About 5 million people receive Medicaid home and community-based services (HCBS). Since state Medicaid budgets will be impacted severely by OBBBA, some may sharply curtail or even end HCBS, because it is optional under existing Medicaid law.  This would be a devastating loss for many low-income older adults and individuals with disabilities wishing to remain in their own homes, since HCBS promotes independence by providing personalized support like personal care, homemaker services, and case management, allowing individuals to avoid nursing homes or isolated facilities.

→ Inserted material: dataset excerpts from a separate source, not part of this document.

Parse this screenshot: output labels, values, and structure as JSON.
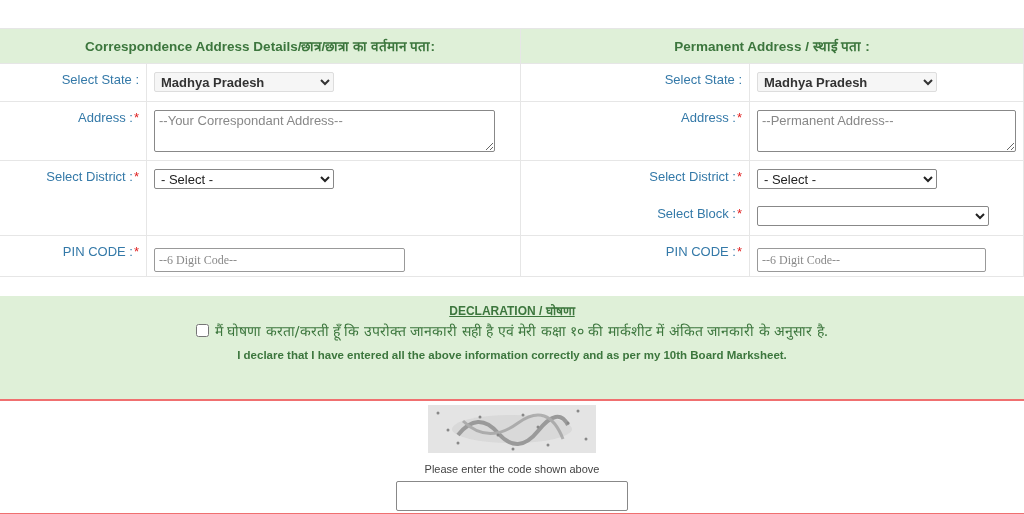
{
  "address_sections": [
    {
      "title": "Correspondence Address Details/छात्र/छात्रा का वर्तमान पता:",
      "rows": [
        {
          "fields": [
            {
              "kind": "select",
              "label": "Select State :",
              "value": "Madhya Pradesh",
              "disabled": true
            }
          ]
        },
        {
          "fields": [
            {
              "kind": "textarea",
              "label": "Address :",
              "mark": "*",
              "placeholder": "--Your Correspondant Address--"
            }
          ]
        },
        {
          "fields": [
            {
              "kind": "select",
              "label": "Select District :",
              "mark": "*",
              "value": "- Select -",
              "disabled": false
            }
          ]
        },
        {
          "fields": [
            {
              "kind": "input",
              "label": "PIN CODE :",
              "mark": "*",
              "placeholder": "--6 Digit Code--"
            }
          ]
        }
      ]
    },
    {
      "title": "Permanent Address / स्थाई पता :",
      "rows": [
        {
          "fields": [
            {
              "kind": "select",
              "label": "Select State :",
              "value": "Madhya Pradesh",
              "disabled": true
            }
          ]
        },
        {
          "fields": [
            {
              "kind": "textarea",
              "label": "Address :",
              "mark": "*",
              "placeholder": "--Permanent Address--"
            }
          ]
        },
        {
          "fields": [
            {
              "kind": "select",
              "label": "Select District :",
              "mark": "*",
              "value": "- Select -",
              "disabled": false
            },
            {
              "kind": "select",
              "label": "Select Block :",
              "mark": "*",
              "disabled": false,
              "wide": true
            }
          ]
        },
        {
          "fields": [
            {
              "kind": "input",
              "label": "PIN CODE :",
              "mark": "*",
              "placeholder": "--6 Digit Code--"
            }
          ]
        }
      ]
    }
  ],
  "declaration": {
    "heading": "DECLARATION / घोषणा",
    "checked": false,
    "hindi_text": "मैं घोषणा करता/करती हूँ कि उपरोक्त जानकारी सही है एवं मेरी कक्षा १० की मार्कशीट में अंकित जानकारी के अनुसार है.",
    "english_text": "I declare that I have entered all the above information correctly and as per my 10th Board Marksheet."
  },
  "captcha": {
    "prompt": "Please enter the code shown above"
  }
}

HCBS delays institutionalization and lowers formal care costs, with analyses confirming better outcomes at reduced expense compared to institutional care.  A 2021 AARP survey showed that 77 percent of adults 50 and older want to remain in their homes for the long term — a number that has been consistent for more than a decade.

Nursing Home Staffing Standards

OBBBA effectively scrapped the Biden Administration’s nursing home staffing minimum rule by imposing a 10-year moratorium on it.   The rule would have required nursing homes to provide 3.48 total nursing hours per resident day (with specific Registered Nurse and aide breakdowns) and 24/7 onsite RN coverage.  Had it been implemented, the rule had been estimated to save 13,000 lives annually by improving care quality.   The National Committee strongly supports the nursing home staffing standards particularly since many for profit nursing homes have sharply cut nursing staff, which has endangered patients.

NATIONAL COMMITTEE POSITION

The National Committee strongly opposed the OBBBA and supports repealing provisions in the law that will lead to millions of Americans losing their Medicaid health care and long-term care coverage.  Future Medicaid reform must ensure home and community-based care is a required service.  In the meantime, we support writing of the OBBBA implementation rules that will make work requirements and increased applications less burdensome to beneficiaries.